In July I was visited by a team of researchers investigating the Ready to Learn programs in which one of my libraries is participating. As a graduate student, I learned to do "big girl research," so their methods and questions did not come as any surprise to me. What was a surprise, though, was how much food for thought their questions left for me.
As we were talking about the PBS Kids Lab games, I mentioned that based on my observations of children in my library, the Kids Lab games are every bit as engaging as games that aren't educational. Of course, they followed up with, "Can you give us an example of some games that aren't educational?" Now I'm not new to gaming. In fact, games based on books were a research interest of mine not too, too many years ago, so I've done a fair bit of reading, playing, and writing about games--video games, board games, card games...you name it. But asked that question, I was hard-pressed to think of games that aren't educational, except maybe shooting games, to which one of the researchers replied that maybe they teach hand-eye coordination, but that might be a stretch.

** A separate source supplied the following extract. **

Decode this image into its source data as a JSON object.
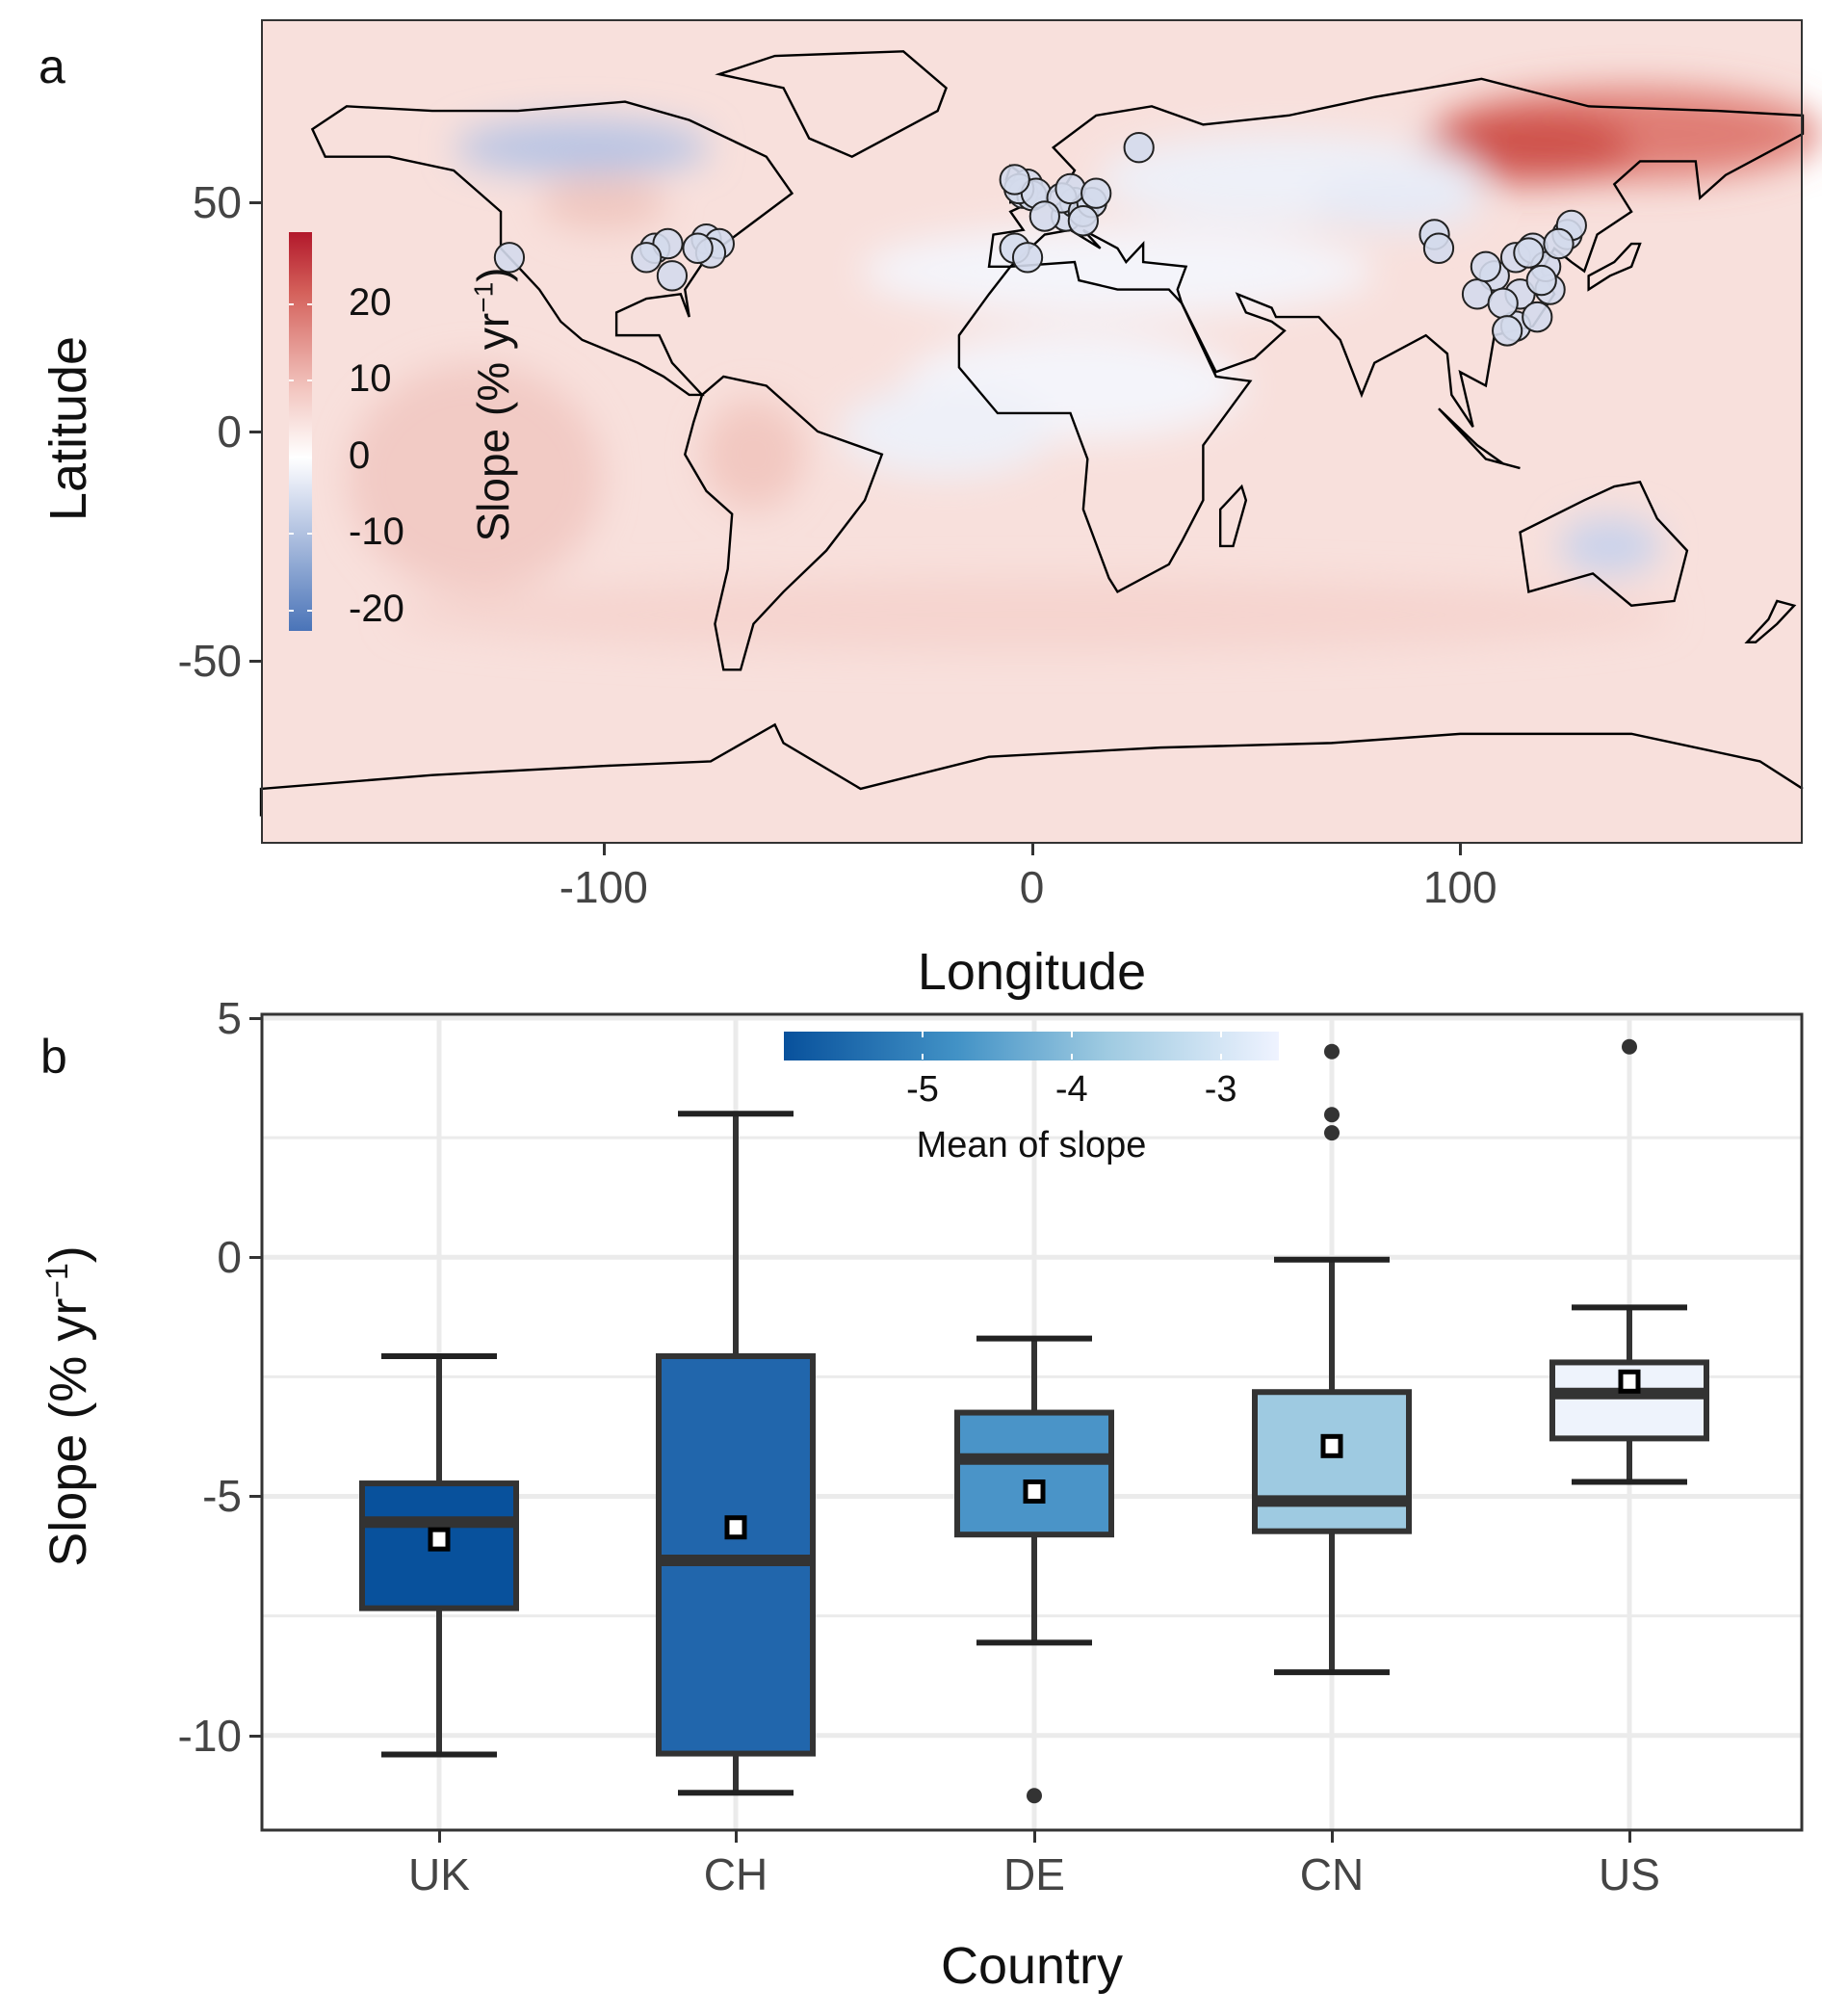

James Gee, noted scholar of video games, writes about video games as perfect literacy environments that require complex problem-solving (What Video Games Have to Teach Us about Learning and Literacy, 2nd ed., 2007), perhaps even the shooting games I had in mind. But what I was trying to express goes to the intent of a game--in my observation, games with an obvious educational purpose often feel more like lessons than play. And I'm not implying that lessons can't be fun--I'm just saying that most of the intentionally-educational games I've played and seen have a different sort of feel to them, and to some children, those overtly educational games are not appealing. There are some children I couldn't pay to play such games. So I have been pleased to see that there are children and families who visit our library on gaming days specifically for the Kids Lab. Above all, the Kids Lab games are fun...they just also happen to be designed with math objectives. And I'm not getting paid to say any of this, by the way.
So getting back to that food for thought...designing storytimes that have specific math objectives driving them have proven to be difficult for me to plan while preserving that spirit of play that we think our storytimes have, so although I have them drafted, I'm hoping for a burst of creative inspiration before September so that the number one thought in the minds of our storytime friends is, "That was fun!"